WHERE IT STOPS...
The corruption in Arizona college football seems to run about as deep as the Grand Canyon. Last fall Arizona State Coach Frank Kush was dismissed for trying to cover up the fact that he had hit a player, and shortly thereafter the Sun Devils forfeited five of their six victories because of revelations that eight players' academic credits had been falsified. Last week the University of Arizona lost its football coach, Tony Mason, when he resigned after having been accused of submitting phony expense reports and committing violations of recruiting rules and other NCAA regulations.
Both the Tucson Citizen and The Arizona Daily Star have been on Mason's case since January, and they have charged, among other things, that he filed expense reports for trips he never took, that promises of free trips home and money were made to recruits and that players were given loans and no-show jobs. Most of the allegations center around the travel expenses. Vouchers were made out for airplane tickets and per diem on 10 imaginary trips. In addition, Mason submitted expense reports that resulted in his being doubly reimbursed. Mason defended these practices as necessary to cover his and his assistants' "out-of-pocket expenses" that the state would not pay. The expenses, he said, included such items as drinks, movie tickets, shoeshines and Lifesavers.
That doesn't explain, though, the $6,000 allegedly paid to players by the Tucson Parks and Recreation Department for work they did not perform. Or the trip, paid for out of athletic-department funds, for the woman from California who stayed in a room at a resort while she was in Tucson. The university says the trip was a thank-you for her assistance in West Coast recruiting. Her former husband happened to own a massage parlor.
One player, a starter for Arizona, was quoted last week as saying that he received three sizable loans from Mason on the understanding that he didn't have to pay the money back. "The coach told me it was no problem," said the player, "that he could help me out but that I would have to pay him back. Then he laughed to let me know I didn't really."

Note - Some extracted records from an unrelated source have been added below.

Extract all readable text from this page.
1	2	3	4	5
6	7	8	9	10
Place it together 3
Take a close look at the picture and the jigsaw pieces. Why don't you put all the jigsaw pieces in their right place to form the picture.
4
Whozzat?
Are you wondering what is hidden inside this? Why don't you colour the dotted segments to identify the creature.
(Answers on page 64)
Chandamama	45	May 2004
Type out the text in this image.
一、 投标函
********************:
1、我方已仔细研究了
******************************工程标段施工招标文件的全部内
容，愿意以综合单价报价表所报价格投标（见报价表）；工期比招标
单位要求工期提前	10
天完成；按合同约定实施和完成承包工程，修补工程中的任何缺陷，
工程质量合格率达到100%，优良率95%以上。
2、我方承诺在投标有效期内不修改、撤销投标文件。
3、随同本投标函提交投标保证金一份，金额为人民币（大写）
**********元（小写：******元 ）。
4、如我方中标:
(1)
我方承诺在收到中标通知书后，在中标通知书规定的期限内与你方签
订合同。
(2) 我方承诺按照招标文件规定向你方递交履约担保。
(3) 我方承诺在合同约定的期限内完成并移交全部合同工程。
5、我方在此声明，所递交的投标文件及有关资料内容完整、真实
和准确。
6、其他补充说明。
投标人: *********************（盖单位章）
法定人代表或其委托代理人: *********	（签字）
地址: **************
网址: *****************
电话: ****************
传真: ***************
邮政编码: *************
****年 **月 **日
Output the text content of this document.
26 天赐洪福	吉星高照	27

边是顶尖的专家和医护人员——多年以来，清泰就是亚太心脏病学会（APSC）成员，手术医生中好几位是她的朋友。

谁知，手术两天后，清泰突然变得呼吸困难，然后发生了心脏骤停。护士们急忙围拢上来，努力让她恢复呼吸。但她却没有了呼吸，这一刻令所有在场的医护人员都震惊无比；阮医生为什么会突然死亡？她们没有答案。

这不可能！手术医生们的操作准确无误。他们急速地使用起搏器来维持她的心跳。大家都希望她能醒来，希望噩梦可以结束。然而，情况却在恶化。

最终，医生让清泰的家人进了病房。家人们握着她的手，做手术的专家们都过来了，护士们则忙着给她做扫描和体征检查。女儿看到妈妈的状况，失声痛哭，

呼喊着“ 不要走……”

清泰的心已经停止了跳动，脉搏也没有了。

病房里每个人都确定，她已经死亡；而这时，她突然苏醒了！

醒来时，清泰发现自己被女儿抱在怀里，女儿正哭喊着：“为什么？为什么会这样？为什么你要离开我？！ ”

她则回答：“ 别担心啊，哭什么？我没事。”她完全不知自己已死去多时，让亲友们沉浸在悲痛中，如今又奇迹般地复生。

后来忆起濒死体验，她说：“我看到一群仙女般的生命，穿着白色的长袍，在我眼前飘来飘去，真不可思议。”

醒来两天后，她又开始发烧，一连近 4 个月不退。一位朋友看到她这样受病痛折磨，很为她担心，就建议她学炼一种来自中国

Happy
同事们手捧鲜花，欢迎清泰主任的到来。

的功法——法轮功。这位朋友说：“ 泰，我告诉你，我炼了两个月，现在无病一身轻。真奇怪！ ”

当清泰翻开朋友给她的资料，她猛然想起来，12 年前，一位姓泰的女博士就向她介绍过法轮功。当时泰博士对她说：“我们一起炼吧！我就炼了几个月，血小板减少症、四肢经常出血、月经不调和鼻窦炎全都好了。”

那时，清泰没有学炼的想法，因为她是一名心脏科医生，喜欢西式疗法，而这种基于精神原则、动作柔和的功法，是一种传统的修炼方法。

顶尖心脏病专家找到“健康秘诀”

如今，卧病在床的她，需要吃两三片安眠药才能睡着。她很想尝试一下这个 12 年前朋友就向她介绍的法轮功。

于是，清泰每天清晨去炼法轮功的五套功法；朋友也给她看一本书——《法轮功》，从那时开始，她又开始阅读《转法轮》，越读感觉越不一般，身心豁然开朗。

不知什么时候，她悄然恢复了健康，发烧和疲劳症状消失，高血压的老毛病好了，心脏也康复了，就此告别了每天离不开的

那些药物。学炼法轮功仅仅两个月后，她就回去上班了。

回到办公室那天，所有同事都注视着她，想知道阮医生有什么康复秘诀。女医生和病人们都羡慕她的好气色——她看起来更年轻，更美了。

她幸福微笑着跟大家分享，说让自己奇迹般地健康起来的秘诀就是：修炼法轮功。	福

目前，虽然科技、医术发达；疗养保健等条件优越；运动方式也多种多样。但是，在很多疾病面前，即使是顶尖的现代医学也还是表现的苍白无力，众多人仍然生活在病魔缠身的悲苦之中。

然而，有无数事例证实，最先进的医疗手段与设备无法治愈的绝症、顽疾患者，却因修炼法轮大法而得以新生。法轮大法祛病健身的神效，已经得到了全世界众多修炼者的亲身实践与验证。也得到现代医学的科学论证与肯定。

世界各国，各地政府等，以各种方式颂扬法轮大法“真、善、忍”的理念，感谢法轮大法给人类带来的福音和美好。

The Arizona athletic department is now faced with the twofold task of quickly finding a successor to Mason and conducting an investigation of its football program. Donald Myers, a former Arizona faculty chairman, says, "There ought to be more than merely an administrative investigation. I don't think the resignation [of Mason] itself solves the problem. The real problem is the prevention of recurrences in the future." While Athletic Director Dave Strack stopped short of directly defending Mason, he did say, "The per diem and other reimbursements authorized by the state do not begin to cover the amounts that these coaches actually pay for their expenses." Maybe he should just tell his coaches to take it easy on the Lifesavers.
...NOBODY KNOWS
The last word on that Speech Communication 380 course at Southern Cal (SCORECARD, March 31) is that 26 enrolled athletes who never attended it and were allowed to take a makeup will now have to complete a makeup of the makeup. The whole thing started last December—four weeks before the Rose Bowl—when it was discovered that the athletes, most of whom were football players, weren't attending the classes. They were then given a five-day "crash course" and, forthwith, declared by their instructor to have completed the requirements for Speech Communication 380. But last week Southern Cal President John R. Hubbard announced that the second makeup will be required because of "irregularities discovered in the conduct of the first makeup." Among the irregularities was the submission by some student-athletes of work that was not their own.
The course has already cost the speech instructor and the athletic department's academic coordinator their jobs, but it isn't about to cost USC its 17-16 Rose Bowl victory over Ohio State. Both the NCAA and the Pacific-10 say that as long as the students were enrolled in the fall semester—which ends in late January—they were eligible to play. One of the ironies of the situation is that the athletes weren't even supposed to take Speech Communication 380 in the first place: the course was open only to members of the debating team.